The letter read in part, “You are hereby warned to suspend such gathering as any infraction that may emerge from this gathering will be tag a deliberate action to sabotage the transition and restoration of the peace in Lagos State by the Lagos State Government and the Nigeria Police Force.”
While reacting to the decision of the police to lay siege to the New Afrika Shrine, Seun Kuti in an exclusive interview with The Punch said, “The police are stupid to have held siege at the New Afrika Shrine; that is the only explanation I have. I was not at the New Afrika Shrine. I had said that I was not going to the Shrine, I was not at the Shrine, yet they laid siege at the Shrine. That is a sign that they are stupid. I am sorry to say.
“The letter they sent to me had no legal standing. It had no constitutional backing. That is what came to my mind when I saw the letter the police sent to me at first. If the Shrine was mine, I would not have paid attention to the letter. I would have wiped my arse with it and still do my event but the Shrine is not mine.”
The afrobeat singer stressed that the meeting he later held at the Kalakuta Republic was not to foment trouble. “The Nigerian government has always been anti-dialogical, you can find Nigerian politicians travel thousands of miles to discuss with foreigners on different economic, political or social interests that concern white people in relations to what is in Africa but they will never go to 20 kilometres to have a town hall meeting with their own people and dialogue with us.

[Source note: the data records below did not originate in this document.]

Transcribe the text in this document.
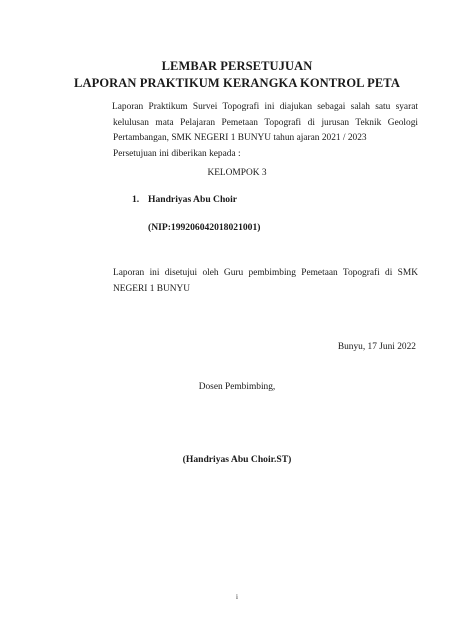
LEMBAR PERSETUJUAN
LAPORAN PRAKTIKUM KERANGKA KONTROL PETA
Laporan Praktikum Survei Topografi ini diajukan sebagai salah satu syarat kelulusan mata Pelajaran Pemetaan Topografi di jurusan Teknik Geologi Pertambangan, SMK NEGERI 1 BUNYU tahun ajaran 2021 / 2023
Persetujuan ini diberikan kepada :
KELOMPOK 3
1. Handriyas Abu Choir
(NIP:199206042018021001)
Laporan ini disetujui oleh Guru pembimbing Pemetaan Topografi di SMK NEGERI 1 BUNYU
Bunyu, 17 Juni 2022
Dosen Pembimbing,
(Handriyas Abu Choir.ST)
i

This is simply because they do not have that dialogical instinct with their own people.
“It is for that reason that we had a mass meeting with the Nigerian people. We wanted it to be a meeting whereby the Nigerian people would be able to air their opinion in order to launch this massive movement that we want to use to actualize the hopes and aspirations of the Nigerian people. The government, who I guess are afraid of their own shadow, decided to proscribe the event,” he said.